Se lo scopo della vita, secondo lo Yoga, è l'identità con l'assoluto, i piccoli io lottano per aggregarsi in un qualcosa che possa rassomigliare all'Essere e tendono a mitizzare ed esaltare le singole individualità per costruire un feticcio ad immagine del dio unico.
La "realizzazione" diviene sinonimo di SUCCESSO, di pieno sviluppo delle "proprie" possibilità creative e produttive.
Non potendo, il frammentato io empirico, lavorare sul piano della qualità, si riduce a cercare la risoluzione dell'ansia di incompiutezza nella quantità'.
Se lo scopo del capofamiglia è quello di garantire la sopravvivenza di moglie e figli (cibo quotidiano, abiti per proteggersi dal freddo, un tetto per proteggersi dalla pioggia), lo sciocco io empirico arriva a pensare che se è bene avere pane averne tanto con l'aggiunta di companatico, dolce, frutta, amaro e caffè sarà meglio.
Non si cerca più di garantire la sopravvivenza dei familiari, ma di mostrare la possibilità di sprecare.
Se è bene procurarsi degli abiti per proteggersi dal freddo (pensa l'io empirico) avere tanti abiti sarà meglio.
Se è bene costruirsi un tetto per proteggersi dalla pioggia costruirsi cinque o sei case sarà meglio.
E ogni volta che lottiamo per stare meglio (ovvero avere di più) ci allontaniamo dallo stato naturale.
Ahamkara, che si traduce con ego, nello lo yoga è una funzione dell'"organo interno".

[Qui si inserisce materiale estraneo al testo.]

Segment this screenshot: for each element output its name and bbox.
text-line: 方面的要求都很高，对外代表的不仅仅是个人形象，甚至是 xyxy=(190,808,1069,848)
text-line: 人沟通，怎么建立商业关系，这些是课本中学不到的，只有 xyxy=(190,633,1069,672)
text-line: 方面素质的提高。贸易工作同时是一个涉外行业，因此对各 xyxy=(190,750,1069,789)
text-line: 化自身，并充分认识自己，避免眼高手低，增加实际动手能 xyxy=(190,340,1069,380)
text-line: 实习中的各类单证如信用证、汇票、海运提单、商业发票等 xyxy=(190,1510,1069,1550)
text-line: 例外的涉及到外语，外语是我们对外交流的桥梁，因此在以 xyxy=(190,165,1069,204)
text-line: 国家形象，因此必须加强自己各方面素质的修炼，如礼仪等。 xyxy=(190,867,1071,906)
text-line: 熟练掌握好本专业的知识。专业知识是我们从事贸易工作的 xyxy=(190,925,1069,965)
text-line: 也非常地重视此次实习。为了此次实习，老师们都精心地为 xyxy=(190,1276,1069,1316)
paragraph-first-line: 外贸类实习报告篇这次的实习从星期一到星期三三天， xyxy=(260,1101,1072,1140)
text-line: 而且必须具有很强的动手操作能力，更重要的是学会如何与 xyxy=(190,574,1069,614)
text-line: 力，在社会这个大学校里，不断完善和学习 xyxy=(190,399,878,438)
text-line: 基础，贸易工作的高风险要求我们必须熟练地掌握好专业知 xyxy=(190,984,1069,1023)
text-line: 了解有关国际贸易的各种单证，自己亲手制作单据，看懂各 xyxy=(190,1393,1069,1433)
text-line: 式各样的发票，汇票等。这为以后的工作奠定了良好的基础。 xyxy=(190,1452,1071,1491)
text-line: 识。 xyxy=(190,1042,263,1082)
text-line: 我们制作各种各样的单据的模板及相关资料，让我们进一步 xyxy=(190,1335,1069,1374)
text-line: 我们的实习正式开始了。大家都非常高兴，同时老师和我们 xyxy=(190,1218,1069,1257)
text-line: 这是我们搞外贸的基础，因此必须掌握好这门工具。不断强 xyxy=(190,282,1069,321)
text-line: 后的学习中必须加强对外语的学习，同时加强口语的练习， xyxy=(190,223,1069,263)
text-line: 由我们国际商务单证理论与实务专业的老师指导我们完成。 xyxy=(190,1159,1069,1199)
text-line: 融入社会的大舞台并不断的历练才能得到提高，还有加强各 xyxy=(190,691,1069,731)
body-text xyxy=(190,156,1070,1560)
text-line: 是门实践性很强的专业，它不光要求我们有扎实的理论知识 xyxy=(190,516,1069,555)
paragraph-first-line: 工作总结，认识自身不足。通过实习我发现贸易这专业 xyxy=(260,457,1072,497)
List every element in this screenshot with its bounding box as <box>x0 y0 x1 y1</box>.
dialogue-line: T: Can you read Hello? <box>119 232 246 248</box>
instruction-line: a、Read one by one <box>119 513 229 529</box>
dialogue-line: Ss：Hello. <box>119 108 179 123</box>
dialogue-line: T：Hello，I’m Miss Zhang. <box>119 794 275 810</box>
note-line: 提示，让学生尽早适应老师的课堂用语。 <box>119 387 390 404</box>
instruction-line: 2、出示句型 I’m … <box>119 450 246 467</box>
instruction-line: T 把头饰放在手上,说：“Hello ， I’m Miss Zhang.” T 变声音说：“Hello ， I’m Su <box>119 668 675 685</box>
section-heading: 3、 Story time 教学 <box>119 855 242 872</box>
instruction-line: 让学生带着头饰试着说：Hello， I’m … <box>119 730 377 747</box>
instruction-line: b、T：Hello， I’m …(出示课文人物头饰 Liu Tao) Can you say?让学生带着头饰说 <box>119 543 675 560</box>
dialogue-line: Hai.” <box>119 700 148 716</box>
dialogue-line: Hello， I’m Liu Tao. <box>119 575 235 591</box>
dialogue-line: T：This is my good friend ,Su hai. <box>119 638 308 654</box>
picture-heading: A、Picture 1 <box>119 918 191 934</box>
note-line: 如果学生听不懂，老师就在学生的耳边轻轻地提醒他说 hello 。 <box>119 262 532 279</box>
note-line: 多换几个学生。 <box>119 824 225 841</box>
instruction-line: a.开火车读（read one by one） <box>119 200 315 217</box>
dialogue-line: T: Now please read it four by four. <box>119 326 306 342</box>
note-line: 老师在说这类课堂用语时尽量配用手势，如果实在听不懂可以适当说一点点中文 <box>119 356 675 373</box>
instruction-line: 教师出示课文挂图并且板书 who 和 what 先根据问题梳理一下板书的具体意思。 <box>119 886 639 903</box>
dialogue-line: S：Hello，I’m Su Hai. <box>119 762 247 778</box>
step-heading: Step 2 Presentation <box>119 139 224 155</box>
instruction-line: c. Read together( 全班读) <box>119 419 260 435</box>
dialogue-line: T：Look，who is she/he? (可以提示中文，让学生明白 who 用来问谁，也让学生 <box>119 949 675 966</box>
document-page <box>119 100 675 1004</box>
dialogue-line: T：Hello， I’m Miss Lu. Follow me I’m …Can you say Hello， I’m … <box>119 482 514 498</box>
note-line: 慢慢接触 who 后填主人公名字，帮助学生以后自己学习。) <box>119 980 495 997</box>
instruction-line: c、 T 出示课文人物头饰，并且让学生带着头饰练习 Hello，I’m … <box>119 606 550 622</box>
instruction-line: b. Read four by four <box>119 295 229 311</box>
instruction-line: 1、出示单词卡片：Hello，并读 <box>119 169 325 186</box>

Ahamkara permette di conoscere tramite la discriminazione tra interno ed esterno per cui è naturale che si rivolga all'esterno.
Il problema nasce dall'identificazione della "Persona" con lo strumento del conoscere.
Ahamkara serve a "prendere le misure"ed è quindi incapace di percepire la "qualità", e per questo che l'io fittizio si dedica, spasmodicamente,alla ricerca della "quantità", ma questa carenza qualitativa alla lunga condurrà insoddisfazione, dolore, senso di inadeguatezza e di inutilità.
Nel fare teatro ho avuto modo di osservare uno strano fenomeno:
più si avvicina la prima e più l'emozione aumenta (per tutti: attori, costumisti, scenografi, regista).
Un'eccitazione palpabile che diviene quasi insopportabile nell'attimo che precede, la sera dell'evento, l'apertura del sipario.
Il giorno seguente (a prescindere dal responso del pubblico) l'energia è azzerata.
La seconda replica di uno spettacolo è penosa: gli attori, i tecnici, il regista sembrano tutti stanchi, mogi, annoiati, distratti.
Dove è finita la gioia creatrice che li faceva tremare di passione fino a poche ore prima?
Il lavoro dell'attore, un tempo sacro, è basato sull'ascolto e sull'introspezione.
Sulla ricerca dei misteriosi processi psichici che danno autenticità ai gesti ed alle parole.
L'attore o il danzatore lavorano (dovrebbero lavorare) per mettersi a nudo.
La sera della "Prima" l'eccitazione è a mille perché si sta per "costruire" qualcosa.
Si sta per realizzare qualcosa.
il giorno dopo l'io sciocco ed ingenuo è costretto ad ammettere che quel qualcosa è stato si creato e realizzato, ma, non ha prodotto nessun mutamento sostanziale.
Non è successo ciò che si sperava: l'io è rimasto diviso!
L'io diviso non ha nessuna possibilità di risalire alla"sorgente" della conoscenza, perché la sua natura lo porta ad apprezzare la quantità e non la qualità.
Le luci del palcoscenico e l'applauso del pubblico non hanno innescato l' incendio catartico, ma un fuoco fatuo che lascia inalterata la sensazione di incompiutezza, compagna fedele dell'uomo moderno dalla nascita alla morte.